High Peak MP Ruth George has branded the current rail franchising model “a licence to print money and rip off commuters”.
During an opposition debate on rail franchising, Mrs George told the House of Commons that commuters were growing tired of rising ticket prices and worse services.
“Rail fares in this country are five times those in Europe as a proportion of wages,” she said during last week’s debate.
“No wonder UK commuters are fed up with rising prices and worse services and 76 per cent of people now support renationalisation of the railways.
“In my constituency, prices for off-peak fares have risen by 43 per cent since Northern Rail took over the franchise just 18 months ago, hitting commuters, students and people who simply need to get to work.
“When I asked Northern Rail why it had seen the need to raise prices by so much, it simply said “because we can”.
“This franchising model is a licence to print money and rip off commuters.
“My constituents tell me that they do not even want a seat on a train; all they want is to be able to stand up and not get pressure bruises, have their feet stood on or have to stand crammed with three other people in a stinking toilet space.”
Mrs George also criticised the government for “failing to understand the needs of commuters” and deliver investment where it is needed.

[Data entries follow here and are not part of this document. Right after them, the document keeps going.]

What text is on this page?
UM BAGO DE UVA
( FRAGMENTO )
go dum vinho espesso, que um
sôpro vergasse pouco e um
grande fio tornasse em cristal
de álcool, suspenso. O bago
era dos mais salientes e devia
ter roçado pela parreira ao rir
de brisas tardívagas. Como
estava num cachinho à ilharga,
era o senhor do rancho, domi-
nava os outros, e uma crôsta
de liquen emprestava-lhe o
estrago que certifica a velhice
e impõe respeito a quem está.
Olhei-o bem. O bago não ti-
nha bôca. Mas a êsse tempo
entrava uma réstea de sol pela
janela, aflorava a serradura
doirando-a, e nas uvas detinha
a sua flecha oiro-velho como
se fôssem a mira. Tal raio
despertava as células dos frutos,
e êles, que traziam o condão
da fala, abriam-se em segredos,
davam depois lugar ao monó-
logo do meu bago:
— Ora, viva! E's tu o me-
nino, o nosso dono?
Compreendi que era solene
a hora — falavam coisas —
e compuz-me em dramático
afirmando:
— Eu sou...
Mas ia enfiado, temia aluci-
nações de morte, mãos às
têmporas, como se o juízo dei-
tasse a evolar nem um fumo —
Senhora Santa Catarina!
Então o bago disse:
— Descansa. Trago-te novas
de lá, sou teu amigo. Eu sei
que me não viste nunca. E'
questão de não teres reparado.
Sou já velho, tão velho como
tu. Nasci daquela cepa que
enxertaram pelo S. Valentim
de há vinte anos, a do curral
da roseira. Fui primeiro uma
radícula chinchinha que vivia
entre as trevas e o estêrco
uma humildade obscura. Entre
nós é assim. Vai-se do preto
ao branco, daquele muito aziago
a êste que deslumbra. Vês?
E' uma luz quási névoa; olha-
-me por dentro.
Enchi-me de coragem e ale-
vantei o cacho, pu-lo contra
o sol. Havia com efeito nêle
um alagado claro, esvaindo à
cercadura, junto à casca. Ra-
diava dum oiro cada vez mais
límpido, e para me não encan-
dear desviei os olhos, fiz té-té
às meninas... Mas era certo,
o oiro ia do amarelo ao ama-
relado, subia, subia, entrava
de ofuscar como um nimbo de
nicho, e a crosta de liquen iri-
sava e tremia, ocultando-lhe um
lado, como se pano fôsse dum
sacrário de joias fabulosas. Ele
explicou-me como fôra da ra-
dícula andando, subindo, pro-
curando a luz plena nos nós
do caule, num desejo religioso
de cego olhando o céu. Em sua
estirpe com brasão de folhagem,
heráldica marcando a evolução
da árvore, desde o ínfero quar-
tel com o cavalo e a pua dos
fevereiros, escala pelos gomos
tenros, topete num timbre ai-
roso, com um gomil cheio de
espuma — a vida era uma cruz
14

In response, newly-appointed transport minister Joseph Johnson MP said: “As we have repeatedly made clear, this government are making the largest investment in our railways since the Victorian era, with £48 billion over the five years from 2019.”
He added: “The privatisation of our railways has succeeded. Passenger journeys have more than doubled since 1995, and we have a claim to being the most improved railway in Europe, and the safest major railway, too.
“And all this is happening in what is not only one of the oldest railway networks in the world but one of the most intensively used. In fact, more people are travelling on our railways today than in any year since the 1920s, and on a smaller network.”
The Advertiser invited Northern to comment, but it has yet to respond.